2.6. Kent Yoksulluğuna Karşı Yerel Yönetimlerin Yerinden Çözümü: Bir Kavram

2.6.1. Sosyal Belediyeciliğin İşlevleri

Yerel yönetimler sosyal belediye vasfını kazandıktan sonra yüzünü büyük ölçüde yerel halka çevirmiştir. Bu durum ise hitap ettiği kitleye karşı çeşitli işlevler yüklenmesini gerekli kılmıştır. Söz konusu bu işlevler;

 Sosyalleştirme, ve sosyal kontrol

 Yönlendirme ve rehberlik etmek

 Yardım etme ve gözetme

 Yatırım şeklindedir

2.6.1.1 Sosyalleştirme, Sosyal Kontrol ve Rehabilitasyon

Sosyalleştirme, bireyin toplumla olan ilişkisini düzenlemek ve kişinin toplumla bütünleşmesini sağlayarak yaşamın bir parçası haline getirme durumudur. Daha açık bir ifadeyle sosyalleştirme kişinin ait olduğu sosyal çevrenin kültürünü ve bu çevrede edindiği yeri öğrenerek toplumla kaynaşmasıdır (Kızılçelik ve Erjem, 1994: 383). Toplum dediğimiz olgu her yerde ve her şartta genel-geçer özelliğe sahip bir kavramı ifade etmez. Aksine ülkelerin kendi bölgeleri arasında dahi farklı özelliklerde belirebilme özelliğine sahip dinamik bir olgudur. O halde içinde yaşadığımız toplumla bizi bütünleştirecek ve onun bir parçası olduğumuzu hissettirecek temel dürtü sosyalleştirme aracılığıyla gerçekleşecektir.

Hepimizin özel bir geçmişi, ilgi ve güdüleri, kendisi ve dünya hakkında bir görüşü vardır, ancak biz onları, sadece birlikte çalışırken, ortak anlamlar ve kabullere başvururken hayata geçirebilir ve böylece insanlar olarak yaşayabiliriz. Bu kabuller işlemez hale geldiğinde, temel konsensüs çöktüğünde toplumsal bir kargaşa ve düzensizlik ortaya çıkar (Slattery, 2014: 233). Sonuçta birbirinden kopuk bir görünüm arz eden söz konusu bu toplum yapısı içerisinde dışlanmış ve görmezden gelinen bir grup oluşacaktır. O halde içinde bulunduğu toplum yapısını en iyi çözümleyebilecek özelliğe sahip yerel yönetimler bu konuda önlemlerin alındığı mercii olma bakımından önem arz edecektir.

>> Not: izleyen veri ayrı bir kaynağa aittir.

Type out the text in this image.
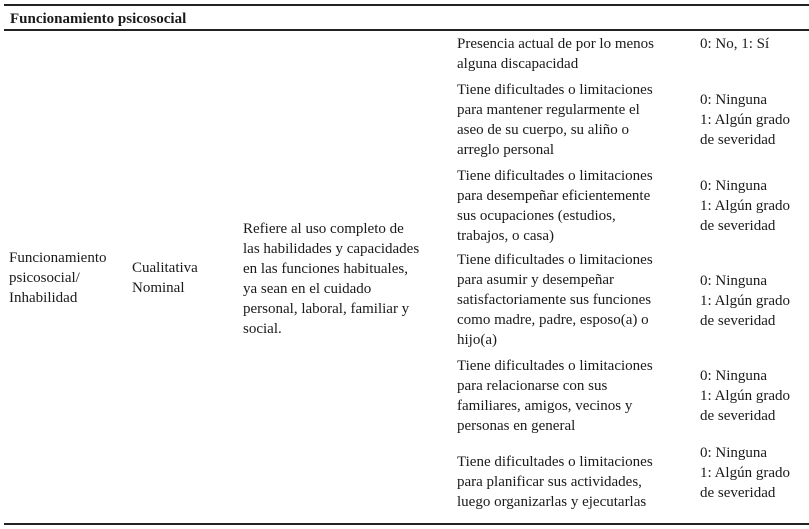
Funcionamiento psicosocial
Funcionamiento
psicosocial/
Inhabilidad
Cualitativa
Nominal
Refiere al uso completo de
las habilidades y capacidades
en las funciones habituales,
ya sean en el cuidado
personal, laboral, familiar y
social.
Presencia actual de por lo menos
alguna discapacidad
0: No, 1: Sí
Tiene dificultades o limitaciones
para mantener regularmente el
aseo de su cuerpo, su aliño o
arreglo personal
0: Ninguna
1: Algún grado
de severidad
Tiene dificultades o limitaciones
para desempeñar eficientemente
sus ocupaciones (estudios,
trabajos, o casa)
0: Ninguna
1: Algún grado
de severidad
Tiene dificultades o limitaciones
para asumir y desempeñar
satisfactoriamente sus funciones
como madre, padre, esposo(a) o
hijo(a)
0: Ninguna
1: Algún grado
de severidad
Tiene dificultades o limitaciones
para relacionarse con sus
familiares, amigos, vecinos y
personas en general
0: Ninguna
1: Algún grado
de severidad
Tiene dificultades o limitaciones
para planificar sus actividades,
luego organizarlas y ejecutarlas
0: Ninguna
1: Algún grado
de severidad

Bu kapsamda belediyeler tarafından yapılan sosyal hizmetler, kültür, eğitim, sanat ve spor alanında icra ettiği faaliyetler yüz binlerce insana ulaşmak suretiyle insanların sosyalleştirilmesine bir katkı sağlamakta ve onların şehirleri ile bütünleşmelerine ve şehirleşmelerine imkân sağlamaktadır. Aile içi eğitim seminerleri, konferans, panel, açık oturumlar, sportif faaliyetler gibi birçok faaliyet bireyi toplumun içerisine çekmekte ve

sosyalleşmesine imkân hazırlamaktadır. Bununla beraber, bazı hizmetler de doğası gereği birden fazla toplumsal kesimin aynı anda yararlanacağı hizmetler durumunda olabilir. Örneğin, “meslek ve beceri kazandırma” kursları; herhangi bir mesleğe sahip olmayan ya da bedensel veya zihinsel engeli nedeniyle istihdama dâhil olamayanlar ya da hobi edindirecek etkinliklere katılmak isteyen kesimlerinin tümüne birden hizmet vermektedir. Bu bağlamda özellikle toplumun dezavantajlı kesimine dâhil olan bireyler bahsi geçen çeşitli faaliyetlerde yer edinerek hem meslek sahibi olabilmekte hem de yeteneklerini geliştirme fırsatı yakalayabilmektedirler. Böylece bu insanlar verilen kurslar sayesinde sahip oldukları mesleklerden gelir sağlayabilmenin yanında birçok insanla tanışıp sosyalleşebilmektedirler (Arslantürk ve Amman, 2000: 172; Ateş, 2009: 93).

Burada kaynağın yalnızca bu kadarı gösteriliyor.